Anni dopo si è ritiratodalla vita pubblica, ma il suo nome risuona ancora come emblema del suo sforzo per superare decenni di divisioni razziali per creare quello che i sudafricani chiamano la “Rainbow Nation”.

“Il suo impegno a trasferire il potere e riconciliarsi con coloro che lo hanno imprigionato – ha detto il presidente Obama giovedi sera – è un esempio a cui tutti dovrebbero aspirare” descrivendo Mandela come “autorevole, coraggioso e profondamente buono” l’uomo che ha ispirato milioni di persone, lui compreso, a uno spirito di riconciliazione.

Mandela e Obama sono entrambi i primi leader neri delle loro nazioni e sono gli uomini che hanno vinto il Premio Nobel per la Pace. Ma il presidente americano ha regolarmente evitato il confronto, notando come, spesso, i suoi sacrifici non si sarebbero mai potuti paragonare a quelli di Mandela.

Obama ha detto che al mondo “probabilmente non si vedranno altri del calibro di Nelson Mandela”, e ha osservato che l’ex presidente sudafricano aveva detto una volta che “non era un santo, a meno che non si pensa di un santo, come un peccatore che continua a provarci”.

La morte di Mandela arriva in un periodo di profondo disagio e di auto-esame doloroso per il Sudafrica.

Nell’ultimo anno e mezzo il Paese ha dovuto affrontare forse il suo disagio più grave dalla fine dell’apartheid, provocato da un’ondata di scioperi selvaggi dei minatori arrabbiati, una risposta micidiale da parte della polizia, una lotta per la leadership disordinata all’interno dell’ANC e le fessure di approfondimento tra i governanti del Sudafrica e le sue masse impoverite.

Scandali oltre la corruzione di membri anziani del partito hanno alimentato una percezione più ampia che in prossimità dell’eredità di Mandela c’è stata una corsa per l’auto- arricchimento.

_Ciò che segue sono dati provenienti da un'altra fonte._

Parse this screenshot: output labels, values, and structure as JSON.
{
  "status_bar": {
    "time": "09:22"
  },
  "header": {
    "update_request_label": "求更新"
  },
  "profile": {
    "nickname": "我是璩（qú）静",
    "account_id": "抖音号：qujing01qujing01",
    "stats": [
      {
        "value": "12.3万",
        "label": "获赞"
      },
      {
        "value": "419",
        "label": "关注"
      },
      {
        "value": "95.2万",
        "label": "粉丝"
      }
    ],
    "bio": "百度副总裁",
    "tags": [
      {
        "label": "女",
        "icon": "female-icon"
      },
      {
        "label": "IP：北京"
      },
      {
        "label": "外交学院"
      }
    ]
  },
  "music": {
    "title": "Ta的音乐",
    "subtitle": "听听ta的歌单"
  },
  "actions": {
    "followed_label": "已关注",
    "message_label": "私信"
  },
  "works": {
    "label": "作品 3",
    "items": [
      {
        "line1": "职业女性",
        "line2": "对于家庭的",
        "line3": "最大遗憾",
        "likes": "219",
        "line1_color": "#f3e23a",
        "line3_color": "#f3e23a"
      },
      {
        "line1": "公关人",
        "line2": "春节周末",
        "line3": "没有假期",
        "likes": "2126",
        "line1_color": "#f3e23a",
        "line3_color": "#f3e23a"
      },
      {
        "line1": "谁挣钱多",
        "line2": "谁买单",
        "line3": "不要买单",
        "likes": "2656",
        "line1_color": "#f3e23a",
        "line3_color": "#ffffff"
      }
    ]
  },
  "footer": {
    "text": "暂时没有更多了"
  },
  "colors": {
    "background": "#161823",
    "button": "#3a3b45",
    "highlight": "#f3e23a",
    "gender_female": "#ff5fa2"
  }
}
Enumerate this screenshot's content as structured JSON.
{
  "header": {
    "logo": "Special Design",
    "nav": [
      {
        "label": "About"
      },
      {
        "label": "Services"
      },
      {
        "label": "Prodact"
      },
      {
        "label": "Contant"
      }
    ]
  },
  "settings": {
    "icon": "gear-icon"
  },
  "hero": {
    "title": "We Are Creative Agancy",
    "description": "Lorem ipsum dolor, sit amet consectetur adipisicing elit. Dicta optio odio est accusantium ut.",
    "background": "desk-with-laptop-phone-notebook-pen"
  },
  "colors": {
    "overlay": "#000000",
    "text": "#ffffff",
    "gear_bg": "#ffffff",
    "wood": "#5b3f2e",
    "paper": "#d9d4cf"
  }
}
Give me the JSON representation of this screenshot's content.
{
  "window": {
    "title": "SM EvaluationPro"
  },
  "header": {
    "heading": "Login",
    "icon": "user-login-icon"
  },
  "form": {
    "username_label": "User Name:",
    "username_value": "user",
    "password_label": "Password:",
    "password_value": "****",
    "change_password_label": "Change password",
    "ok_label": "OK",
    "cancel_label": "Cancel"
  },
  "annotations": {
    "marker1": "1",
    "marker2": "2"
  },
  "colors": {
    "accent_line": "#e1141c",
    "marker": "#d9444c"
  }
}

Dopo aver trascorso decenni in esilio molti esponenti politici sono tornati al centro di una presa di potere e denaro. Il presidente Jacob Zuma è stato accusato di corruzione prima di salire alla presidenza nel 2009, anche se le accuse sono state ritirate per motivi di carattere essenzialmente tecnico. 

Mandela è stato presidente negli anni 1994-1999 facendosi da parte per permettere al suo vice, Thabo Mbeki di prendere le redini. L’ex presidente ha trascorso i suoi anni di prepensionamento incentrandosi sulla cause benefiche per i bambini e per  parlare di AIDS che ha ucciso milioni di africani tra cui suo figlio Makgatho, morto nel 2005.

Mandela si è ritirato a vita pubblica nel 2004, all’età di 85 anni, e li ha trascorsi  tra il sobborgo di Johannesburg Houghton e il suo villaggio a Qunu.